Bible Study Group - "Share Your Own Unique Story" - Tuesday, March 24, 2020
Matthew 21:18-22 (NIV) 18 Early in the morning, as Jesus was on his way back to the city, he was hungry. 19 Seeing a fig tree by the road, he went up to it but found nothing on it except leaves. Then he said to it, "May you never bear fruit again!" Immediately the tree withered. 20 When the disciples saw this, they were amazed. "How did the fig tree wither so quickly?" they asked. 21 Jesus replied, "Truly I tell you, if you have faith and do not doubt, not only can you do what was done to the fig tree, but also you can say to this mountain, 'Go, throw yourself into the sea,' and it will be done. 22 If you believe, you will receive whatever you ask for in prayer."
Today's scripture talks about Jesus' cursing on a tree.
After reading this scripture, these are the questions that came up in my mind.
How come can Jesus curse a tree on not having a fruit?
Is Jesus the one who cares about the fruits and results?
Did Jesus get upset that there is no fruit because He was so hungry?
But, as I studied on the background of this scripture, the fruit Jesus was talking about is not the final fruit or ripe fruit of the tree, but it was something like nubs of fruit as evidence of its imminent crop.
In other words, Jesus was talking about what the tree is supposed to have in the Spring season. It was not necessary to be a full fruit or ripen fruit but something in the process that is going to ripen fruit in Fall.
Jesus was not talking about the fruit as a result but as a process.
In other words, Jesus was talking about faithfulness, not fruitfulness.
As we live in a capitalistic society, we encounter the issue of the results or possession, such as we might concern how rich he or she is or how much he or she possesses. Some people might think that the person who has a good result is better than the person who has a bad result. But, this is a totally secular perspective.
How does God's perspective differ from the secular one? It is something like this. We measure our height from the ground. But, God's perspective is like measuring our height from the sky. For example, if you measure from the ground, Daniel is taller than me now. But if God measures our heights from the sky. I am taller than Daniel. Does it make sense?
Do you remember the illustration of the Kingdom of Heaven with the story of servants with different amounts of talents in Matthew 25?
The owner gave five talents, two talents, and one talent to his servants, depending on the servant's abilities. When he came back from his trip. he praised the servants who came with the profits of two talents and five talents with exact same words,
"Well Done, my good and faithful servant. You've been faithful in handling this small amount, so now I will give you many more responsibilities. Let's celebrate together!" (Matthew 25:21 & 23)

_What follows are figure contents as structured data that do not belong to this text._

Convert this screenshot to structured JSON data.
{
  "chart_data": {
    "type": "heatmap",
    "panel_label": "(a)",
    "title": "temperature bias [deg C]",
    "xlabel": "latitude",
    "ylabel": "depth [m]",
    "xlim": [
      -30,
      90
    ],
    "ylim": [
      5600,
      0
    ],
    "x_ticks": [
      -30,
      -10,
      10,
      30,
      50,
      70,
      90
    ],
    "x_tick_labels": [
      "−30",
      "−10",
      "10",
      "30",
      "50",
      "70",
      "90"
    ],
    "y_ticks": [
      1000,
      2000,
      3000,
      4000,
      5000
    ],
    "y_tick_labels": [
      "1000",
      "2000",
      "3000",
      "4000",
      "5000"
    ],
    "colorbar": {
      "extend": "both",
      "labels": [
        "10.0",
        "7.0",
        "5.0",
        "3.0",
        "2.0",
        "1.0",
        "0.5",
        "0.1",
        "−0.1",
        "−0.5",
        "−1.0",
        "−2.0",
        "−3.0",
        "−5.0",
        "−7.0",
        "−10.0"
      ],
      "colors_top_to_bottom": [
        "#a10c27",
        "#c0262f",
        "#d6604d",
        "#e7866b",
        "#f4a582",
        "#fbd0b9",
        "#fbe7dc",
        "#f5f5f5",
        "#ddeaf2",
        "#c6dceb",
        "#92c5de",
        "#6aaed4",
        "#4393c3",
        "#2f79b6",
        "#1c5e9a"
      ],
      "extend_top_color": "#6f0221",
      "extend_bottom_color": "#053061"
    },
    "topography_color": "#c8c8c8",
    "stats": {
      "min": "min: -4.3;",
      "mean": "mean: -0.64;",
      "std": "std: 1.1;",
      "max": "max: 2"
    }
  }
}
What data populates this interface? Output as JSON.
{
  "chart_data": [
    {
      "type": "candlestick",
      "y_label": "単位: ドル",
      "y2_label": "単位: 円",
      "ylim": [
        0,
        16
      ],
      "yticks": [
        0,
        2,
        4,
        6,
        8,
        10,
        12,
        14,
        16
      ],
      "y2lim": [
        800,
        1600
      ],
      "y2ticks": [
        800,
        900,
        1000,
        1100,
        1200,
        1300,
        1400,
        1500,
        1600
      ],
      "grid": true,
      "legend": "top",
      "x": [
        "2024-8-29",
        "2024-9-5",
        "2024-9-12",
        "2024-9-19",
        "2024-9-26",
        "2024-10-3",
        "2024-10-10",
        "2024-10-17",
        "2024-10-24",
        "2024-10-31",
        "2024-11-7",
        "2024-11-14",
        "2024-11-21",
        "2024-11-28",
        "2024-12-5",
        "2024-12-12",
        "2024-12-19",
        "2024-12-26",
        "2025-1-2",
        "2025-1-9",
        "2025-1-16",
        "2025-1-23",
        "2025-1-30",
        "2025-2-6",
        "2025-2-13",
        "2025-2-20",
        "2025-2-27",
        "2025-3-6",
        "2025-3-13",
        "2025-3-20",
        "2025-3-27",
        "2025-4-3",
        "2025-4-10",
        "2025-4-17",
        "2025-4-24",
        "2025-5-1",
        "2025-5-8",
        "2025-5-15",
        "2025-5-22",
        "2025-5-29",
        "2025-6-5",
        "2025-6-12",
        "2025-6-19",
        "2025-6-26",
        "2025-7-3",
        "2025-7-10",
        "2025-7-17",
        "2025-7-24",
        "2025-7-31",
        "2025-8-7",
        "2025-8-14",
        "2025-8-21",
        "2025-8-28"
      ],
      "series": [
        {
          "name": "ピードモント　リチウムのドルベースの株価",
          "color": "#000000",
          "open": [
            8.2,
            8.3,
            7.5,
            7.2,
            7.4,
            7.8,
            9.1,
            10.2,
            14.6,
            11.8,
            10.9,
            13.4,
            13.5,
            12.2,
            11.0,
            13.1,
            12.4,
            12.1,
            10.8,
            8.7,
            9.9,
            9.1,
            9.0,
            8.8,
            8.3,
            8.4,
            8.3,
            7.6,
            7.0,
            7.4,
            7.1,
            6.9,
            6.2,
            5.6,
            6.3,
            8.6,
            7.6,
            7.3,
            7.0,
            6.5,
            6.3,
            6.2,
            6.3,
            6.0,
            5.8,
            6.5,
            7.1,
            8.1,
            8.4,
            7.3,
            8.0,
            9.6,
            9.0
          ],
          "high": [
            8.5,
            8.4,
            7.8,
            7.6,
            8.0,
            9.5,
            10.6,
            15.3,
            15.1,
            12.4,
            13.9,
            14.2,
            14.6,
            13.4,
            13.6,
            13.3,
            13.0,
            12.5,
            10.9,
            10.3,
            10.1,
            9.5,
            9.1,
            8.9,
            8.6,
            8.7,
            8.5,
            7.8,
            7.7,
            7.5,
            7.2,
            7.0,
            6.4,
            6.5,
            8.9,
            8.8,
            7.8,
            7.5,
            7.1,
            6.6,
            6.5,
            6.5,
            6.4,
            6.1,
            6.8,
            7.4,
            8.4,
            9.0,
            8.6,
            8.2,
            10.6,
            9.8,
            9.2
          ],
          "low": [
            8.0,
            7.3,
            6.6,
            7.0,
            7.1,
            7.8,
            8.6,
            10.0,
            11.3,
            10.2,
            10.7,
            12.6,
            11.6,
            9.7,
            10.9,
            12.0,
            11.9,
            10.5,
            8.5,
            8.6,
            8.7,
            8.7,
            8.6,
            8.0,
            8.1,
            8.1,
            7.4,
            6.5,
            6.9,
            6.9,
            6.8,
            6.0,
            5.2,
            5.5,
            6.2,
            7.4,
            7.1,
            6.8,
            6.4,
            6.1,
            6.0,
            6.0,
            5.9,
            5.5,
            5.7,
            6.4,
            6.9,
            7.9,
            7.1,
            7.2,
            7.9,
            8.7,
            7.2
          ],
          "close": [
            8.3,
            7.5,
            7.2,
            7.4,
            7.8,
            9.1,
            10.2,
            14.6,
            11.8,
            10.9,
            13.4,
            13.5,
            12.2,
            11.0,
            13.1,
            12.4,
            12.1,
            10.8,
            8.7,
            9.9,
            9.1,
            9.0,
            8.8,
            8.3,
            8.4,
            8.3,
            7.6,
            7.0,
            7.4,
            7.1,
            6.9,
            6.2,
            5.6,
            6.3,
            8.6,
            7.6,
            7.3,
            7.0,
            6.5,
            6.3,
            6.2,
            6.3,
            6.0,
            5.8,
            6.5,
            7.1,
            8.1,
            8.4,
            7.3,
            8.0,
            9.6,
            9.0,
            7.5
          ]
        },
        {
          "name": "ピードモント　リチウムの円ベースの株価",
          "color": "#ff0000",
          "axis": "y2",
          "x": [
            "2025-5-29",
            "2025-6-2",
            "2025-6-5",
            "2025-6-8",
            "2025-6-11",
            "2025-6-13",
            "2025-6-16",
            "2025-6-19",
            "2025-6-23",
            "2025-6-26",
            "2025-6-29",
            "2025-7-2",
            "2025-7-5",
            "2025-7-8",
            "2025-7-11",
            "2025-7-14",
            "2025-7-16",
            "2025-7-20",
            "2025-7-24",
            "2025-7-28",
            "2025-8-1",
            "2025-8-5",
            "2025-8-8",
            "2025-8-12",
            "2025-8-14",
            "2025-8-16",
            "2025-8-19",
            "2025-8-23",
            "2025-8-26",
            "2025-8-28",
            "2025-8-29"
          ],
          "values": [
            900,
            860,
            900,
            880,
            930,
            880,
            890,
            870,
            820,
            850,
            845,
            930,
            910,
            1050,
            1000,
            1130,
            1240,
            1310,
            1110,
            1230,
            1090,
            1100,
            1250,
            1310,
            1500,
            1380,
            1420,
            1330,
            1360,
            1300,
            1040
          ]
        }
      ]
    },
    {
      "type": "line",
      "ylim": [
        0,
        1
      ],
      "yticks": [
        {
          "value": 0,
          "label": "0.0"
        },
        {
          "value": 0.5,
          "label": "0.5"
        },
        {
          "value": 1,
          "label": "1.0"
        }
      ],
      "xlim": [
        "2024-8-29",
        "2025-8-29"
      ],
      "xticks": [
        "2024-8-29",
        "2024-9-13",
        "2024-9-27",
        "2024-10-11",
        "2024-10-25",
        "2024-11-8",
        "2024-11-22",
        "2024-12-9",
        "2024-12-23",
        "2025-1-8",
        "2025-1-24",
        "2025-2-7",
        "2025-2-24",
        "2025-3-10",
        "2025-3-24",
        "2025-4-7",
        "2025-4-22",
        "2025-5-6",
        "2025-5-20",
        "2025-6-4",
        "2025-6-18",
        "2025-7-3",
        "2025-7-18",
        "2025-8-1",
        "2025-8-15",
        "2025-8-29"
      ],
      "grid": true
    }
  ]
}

If the principle of the Kingdom of Heaven was based on Capitalism, the owner should have praised the servant who brought five talents more than the servant who brought two talents. But, this illustration of the Kingdom of Heaven shows God's perspective that focuses on faithfulness rather than fruitfulness.
Jesus was always concerned about faithfulness in many other situations in the Bible. As we have lived in a capitalistic society, we are used to seeing, think, and measure things from a capitalistic perspective. But, we, as the people of God, need to remember that we are the people who see, listen, think, and act based on Kingdom's perspective and virtues.
I hope and pray that we are able to look at our own perspective, standards, values if they are based on the Kingdom's perspective or secular or capitalistic perspective.
I wish all of you can share your own unique meditation with the companions in Christ so that all of us can be blessed by all of our unique insight and meditation.